Drogi Czytelniku!
Nie wiem, co tu robisz i jak się tu znalazłeś. Nie znam Twojego ulubionego koloru, choć istnieje spore prawdopodobieństwo, że to różowy. Zapewne nie wiesz, kim jest Miho Hotori albo Andrzej Sapkowski. Kim byś nie był, jaki byś nie był, wiedz, że Cię nie cierpię. To nic osobistego, ale muszę się na kimś wyżyć.
Internetowy ekshibicjonizm jest jedną z rzeczy, którymi brzydzę się najbardziej, a przecież sama mam w nim udział. Dlatego Cię nie cierpię. Bo piszę ze świadomością, że to przeczytasz.

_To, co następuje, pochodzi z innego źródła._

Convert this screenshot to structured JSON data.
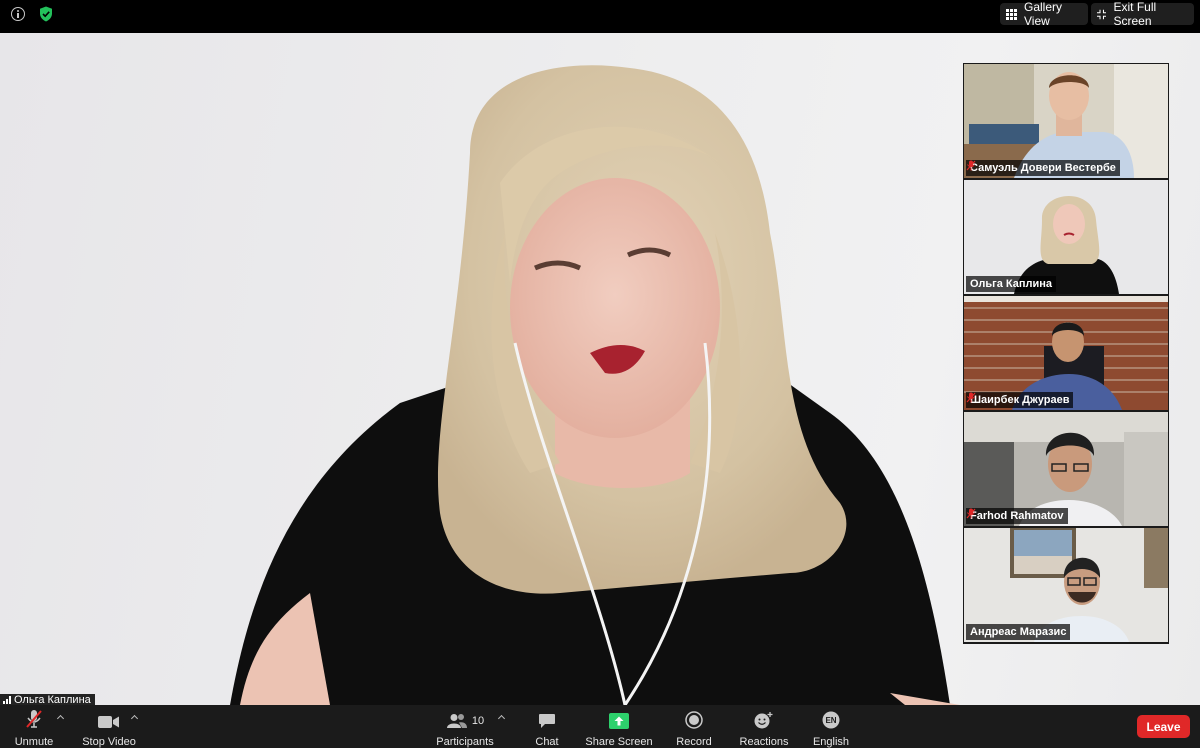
{
  "top_bar": {
    "gallery_view_label": "Gallery View",
    "exit_full_screen_label": "Exit Full Screen"
  },
  "main_video": {
    "speaker_name": "Ольга Каплина"
  },
  "participants_tiles": [
    {
      "name": "Самуэль Довери Вестербе",
      "muted": true,
      "active": false
    },
    {
      "name": "Ольга Каплина",
      "muted": false,
      "active": true
    },
    {
      "name": "Шаирбек Джураев",
      "muted": true,
      "active": false
    },
    {
      "name": "Farhod Rahmatov",
      "muted": true,
      "active": false
    },
    {
      "name": "Андреас Маразис",
      "muted": false,
      "active": false
    }
  ],
  "toolbar": {
    "unmute_label": "Unmute",
    "stop_video_label": "Stop Video",
    "participants_label": "Participants",
    "participants_count": "10",
    "chat_label": "Chat",
    "share_screen_label": "Share Screen",
    "record_label": "Record",
    "reactions_label": "Reactions",
    "language_label": "English",
    "language_badge": "EN",
    "leave_label": "Leave"
  },
  "colors": {
    "share_green": "#2dd16c",
    "leave_red": "#e02828",
    "active_speaker_border": "#c6e04e",
    "muted_red": "#e02828"
  }
}
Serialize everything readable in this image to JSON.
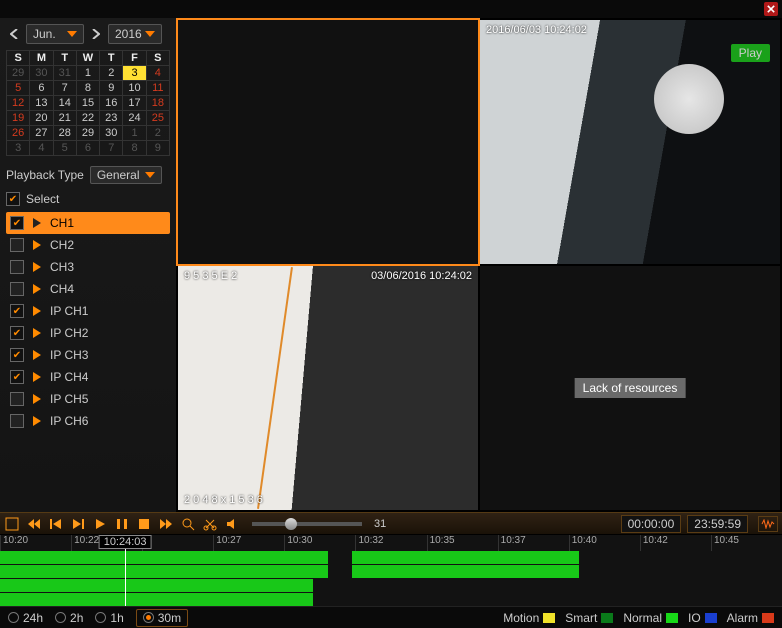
{
  "header": {
    "close_icon": "close"
  },
  "calendar": {
    "month_label": "Jun.",
    "year_label": "2016",
    "dow": [
      "S",
      "M",
      "T",
      "W",
      "T",
      "F",
      "S"
    ],
    "weeks": [
      [
        {
          "d": "29",
          "c": "gray"
        },
        {
          "d": "30",
          "c": "gray"
        },
        {
          "d": "31",
          "c": "gray"
        },
        {
          "d": "1"
        },
        {
          "d": "2"
        },
        {
          "d": "3",
          "c": "today"
        },
        {
          "d": "4",
          "c": "red"
        }
      ],
      [
        {
          "d": "5",
          "c": "red"
        },
        {
          "d": "6"
        },
        {
          "d": "7"
        },
        {
          "d": "8"
        },
        {
          "d": "9"
        },
        {
          "d": "10"
        },
        {
          "d": "11",
          "c": "red"
        }
      ],
      [
        {
          "d": "12",
          "c": "red"
        },
        {
          "d": "13"
        },
        {
          "d": "14"
        },
        {
          "d": "15"
        },
        {
          "d": "16"
        },
        {
          "d": "17"
        },
        {
          "d": "18",
          "c": "red"
        }
      ],
      [
        {
          "d": "19",
          "c": "red"
        },
        {
          "d": "20"
        },
        {
          "d": "21"
        },
        {
          "d": "22"
        },
        {
          "d": "23"
        },
        {
          "d": "24"
        },
        {
          "d": "25",
          "c": "red"
        }
      ],
      [
        {
          "d": "26",
          "c": "red"
        },
        {
          "d": "27"
        },
        {
          "d": "28"
        },
        {
          "d": "29"
        },
        {
          "d": "30"
        },
        {
          "d": "1",
          "c": "gray"
        },
        {
          "d": "2",
          "c": "gray"
        }
      ],
      [
        {
          "d": "3",
          "c": "gray"
        },
        {
          "d": "4",
          "c": "gray"
        },
        {
          "d": "5",
          "c": "gray"
        },
        {
          "d": "6",
          "c": "gray"
        },
        {
          "d": "7",
          "c": "gray"
        },
        {
          "d": "8",
          "c": "gray"
        },
        {
          "d": "9",
          "c": "gray"
        }
      ]
    ]
  },
  "playback_type": {
    "label": "Playback Type",
    "value": "General"
  },
  "select_all_label": "Select",
  "channels": [
    {
      "label": "CH1",
      "checked": true,
      "selected": true
    },
    {
      "label": "CH2",
      "checked": false
    },
    {
      "label": "CH3",
      "checked": false
    },
    {
      "label": "CH4",
      "checked": false
    },
    {
      "label": "IP CH1",
      "checked": true
    },
    {
      "label": "IP CH2",
      "checked": true
    },
    {
      "label": "IP CH3",
      "checked": true
    },
    {
      "label": "IP CH4",
      "checked": true
    },
    {
      "label": "IP CH5",
      "checked": false
    },
    {
      "label": "IP CH6",
      "checked": false
    }
  ],
  "panes": {
    "p1": {},
    "p2": {
      "osd_tl": "2016/06/03 10:24:02",
      "play_label": "Play"
    },
    "p3": {
      "osd_tl": "9 5 3 5 E 2",
      "osd_tr": "03/06/2016  10:24:02",
      "osd_bl": "2 0 4 8 x 1 5 3 6"
    },
    "p4": {
      "message": "Lack of resources"
    }
  },
  "controls": {
    "volume_value": "31",
    "elapsed": "00:00:00",
    "total": "23:59:59"
  },
  "timeline": {
    "ticks": [
      "10:20",
      "10:22",
      "10:24:03",
      "10:27",
      "10:30",
      "10:32",
      "10:35",
      "10:37",
      "10:40",
      "10:42",
      "10:45"
    ],
    "playhead_label": "10:24:03",
    "playhead_pct": 16,
    "rows": 4,
    "segments": [
      {
        "row": 0,
        "start": 0,
        "end": 42
      },
      {
        "row": 0,
        "start": 45,
        "end": 74
      },
      {
        "row": 1,
        "start": 0,
        "end": 42
      },
      {
        "row": 1,
        "start": 45,
        "end": 74
      },
      {
        "row": 2,
        "start": 0,
        "end": 40
      },
      {
        "row": 3,
        "start": 0,
        "end": 40
      }
    ]
  },
  "zoom": {
    "options": [
      {
        "label": "24h",
        "on": false
      },
      {
        "label": "2h",
        "on": false
      },
      {
        "label": "1h",
        "on": false
      },
      {
        "label": "30m",
        "on": true
      }
    ]
  },
  "legend": [
    {
      "label": "Motion",
      "color": "#f0e22a"
    },
    {
      "label": "Smart",
      "color": "#0a7a1a"
    },
    {
      "label": "Normal",
      "color": "#18d818"
    },
    {
      "label": "IO",
      "color": "#1a3fd0"
    },
    {
      "label": "Alarm",
      "color": "#d83a1a"
    }
  ]
}
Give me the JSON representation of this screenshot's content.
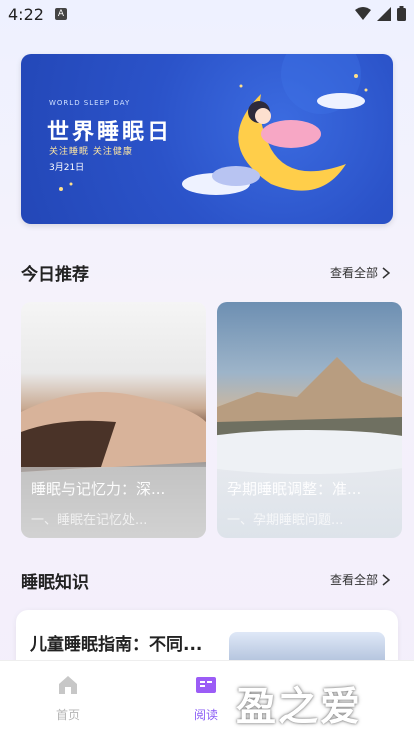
{
  "status": {
    "time": "4:22",
    "notif": "A"
  },
  "banner": {
    "sub": "WORLD SLEEP DAY",
    "title": "世界睡眠日",
    "slogan": "关注睡眠 关注健康",
    "date": "3月21日"
  },
  "recommend": {
    "title": "今日推荐",
    "view_all": "查看全部",
    "cards": [
      {
        "title": "睡眠与记忆力：深...",
        "summary": "一、睡眠在记忆处..."
      },
      {
        "title": "孕期睡眠调整：准...",
        "summary": "一、孕期睡眠问题..."
      }
    ]
  },
  "knowledge": {
    "title": "睡眠知识",
    "view_all": "查看全部",
    "articles": [
      {
        "title": "儿童睡眠指南：不同..."
      }
    ]
  },
  "tabs": [
    {
      "label": "首页",
      "active": false
    },
    {
      "label": "阅读",
      "active": true
    }
  ],
  "watermark": "盈之爱",
  "colors": {
    "accent": "#8a5cf5",
    "tab_inactive": "#b5b5b5"
  }
}
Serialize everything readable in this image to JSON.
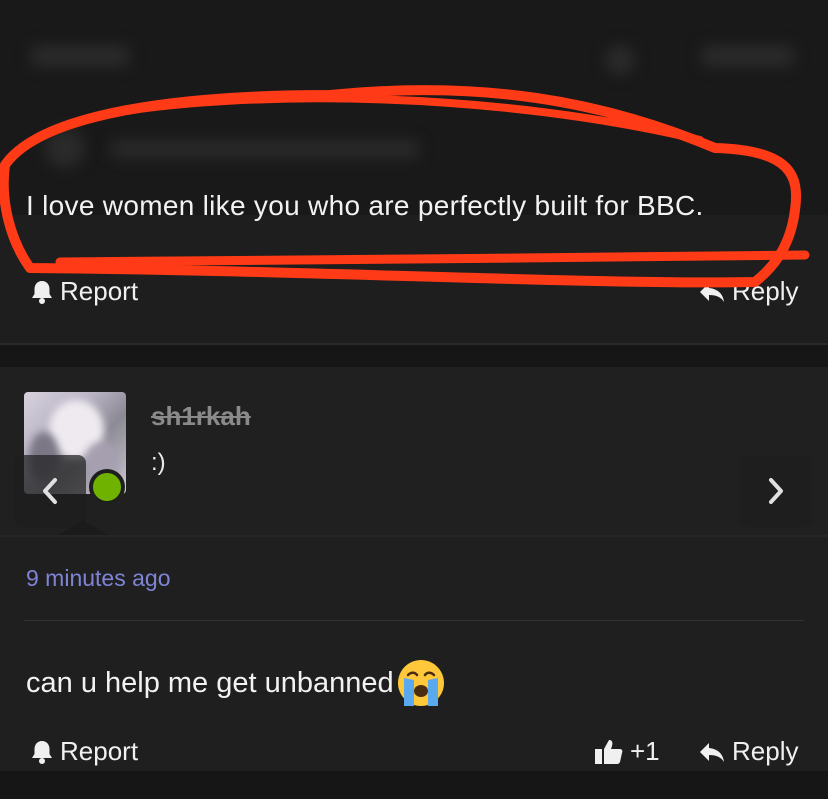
{
  "first_comment": {
    "text": "I love women like you who are perfectly built for BBC.",
    "report_label": "Report",
    "reply_label": "Reply"
  },
  "reply": {
    "username": "sh1rkah",
    "status_message": ":)",
    "timestamp": "9 minutes ago",
    "message": "can u help me get unbanned",
    "emoji": "crying-face-emoji",
    "report_label": "Report",
    "like_count": "+1",
    "reply_label": "Reply"
  },
  "colors": {
    "annotation": "#ff3a17",
    "timestamp": "#7f84d6",
    "online": "#6fb300"
  }
}
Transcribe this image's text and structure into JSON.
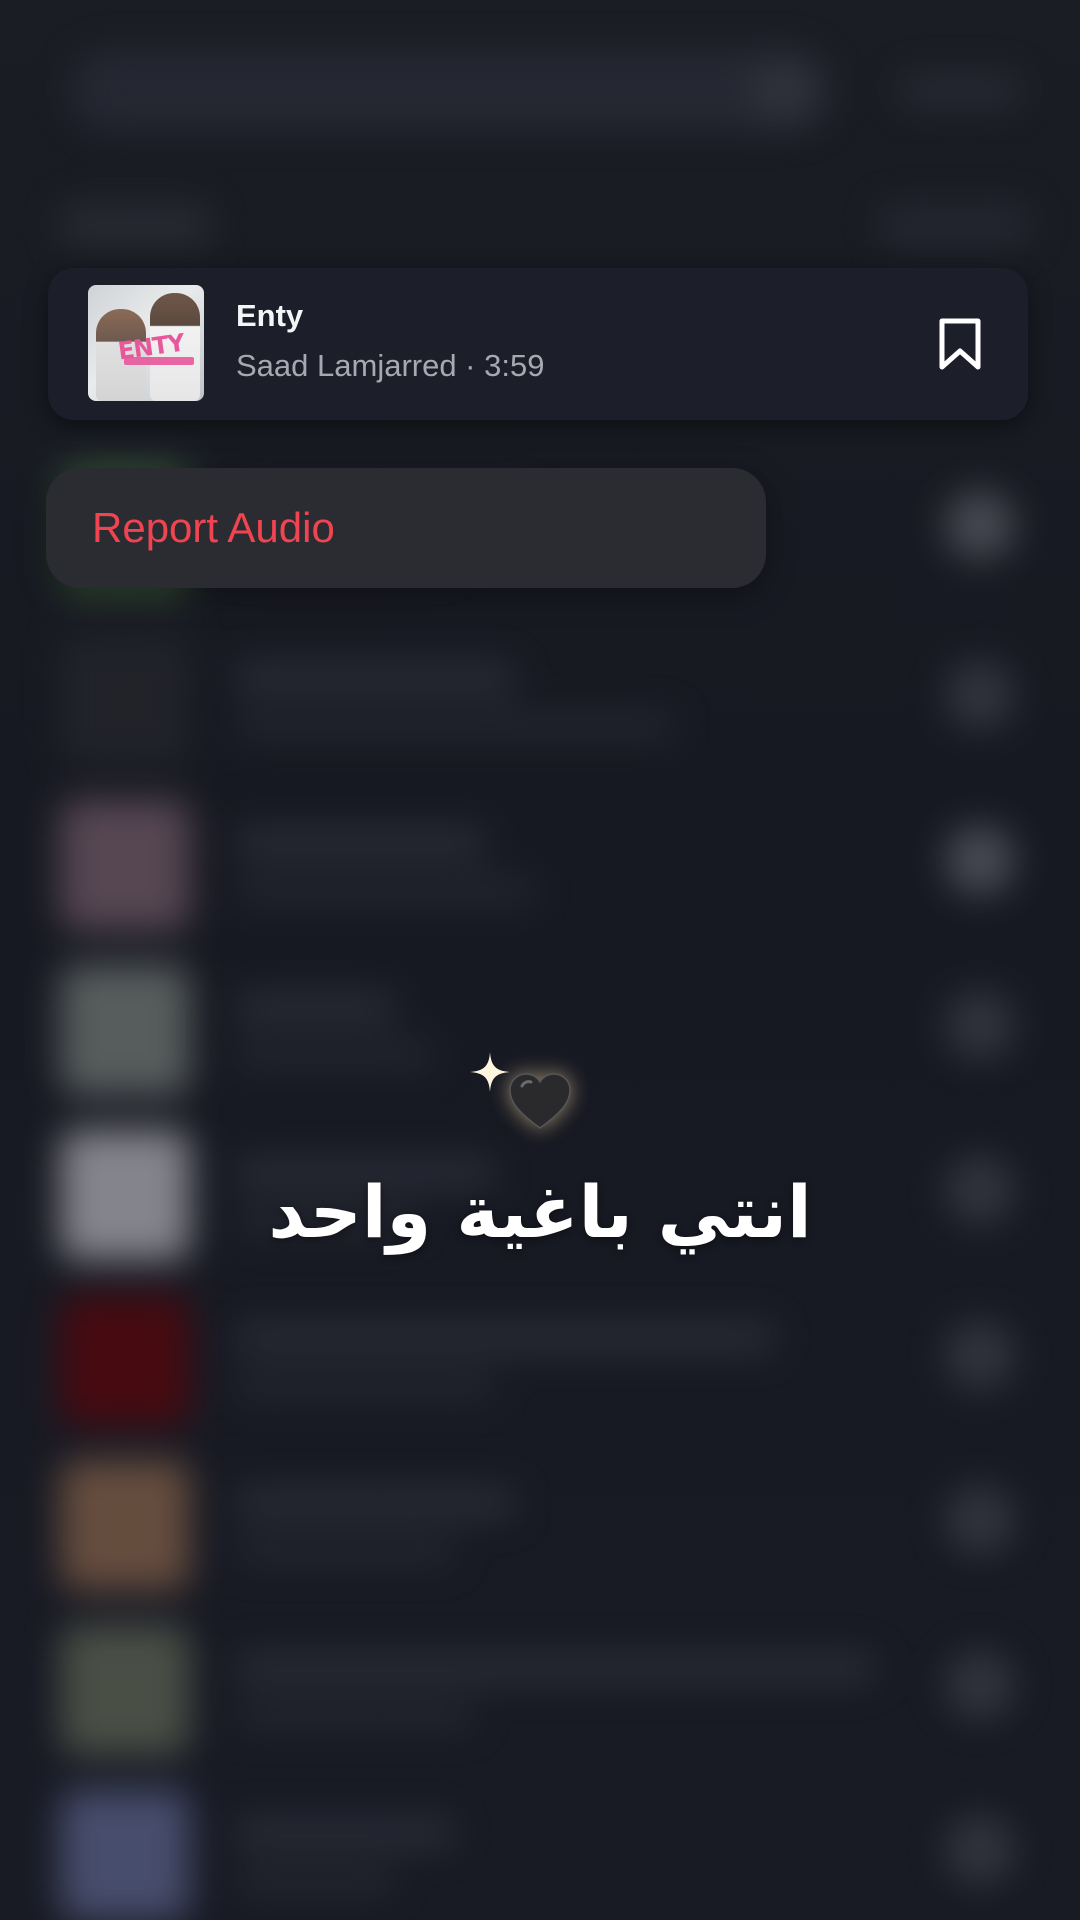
{
  "audio": {
    "title": "Enty",
    "artist": "Saad Lamjarred",
    "duration": "3:59",
    "meta": "Saad Lamjarred · 3:59",
    "cover_logo": "ENTY"
  },
  "menu": {
    "items": [
      {
        "label": "Report Audio",
        "color": "#f04451"
      }
    ]
  },
  "overlay": {
    "caption": "انتي باغية واحد",
    "emoji": "black-heart-icon",
    "accent": "sparkle-icon"
  },
  "colors": {
    "background": "#181a22",
    "card": "#1c1e2a",
    "menu": "#2b2c32",
    "destructive": "#f04451"
  }
}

Czemu więc w ogóle piszę? Nie wiem. Może właśnie przez Ciebie? A może to ja jestem dziwna?
Zapewne.
Jestem dziwna, bo nie jadam w McDonaldzie.
Jestem dziwna, bo noszę glany i długą grzywkę.
Zawsze byłam dziwna, o czym nigdy nie omieszkano mnie informować.
Zresztą, i tak nie zrozumiesz, Drogi Czytelniku. Nie zrozumiesz. Nie tutaj
... bo mam dwa życia. I to "dziwne" jest tutaj. Dlatego Cię nie cierpię, Drogi Czytelniku.
Bo istnieją ludzie, którzy są choć trochę podobni do mnie. Ale oni są częścią drugiego życia. Bo pozwoliłam im nią być.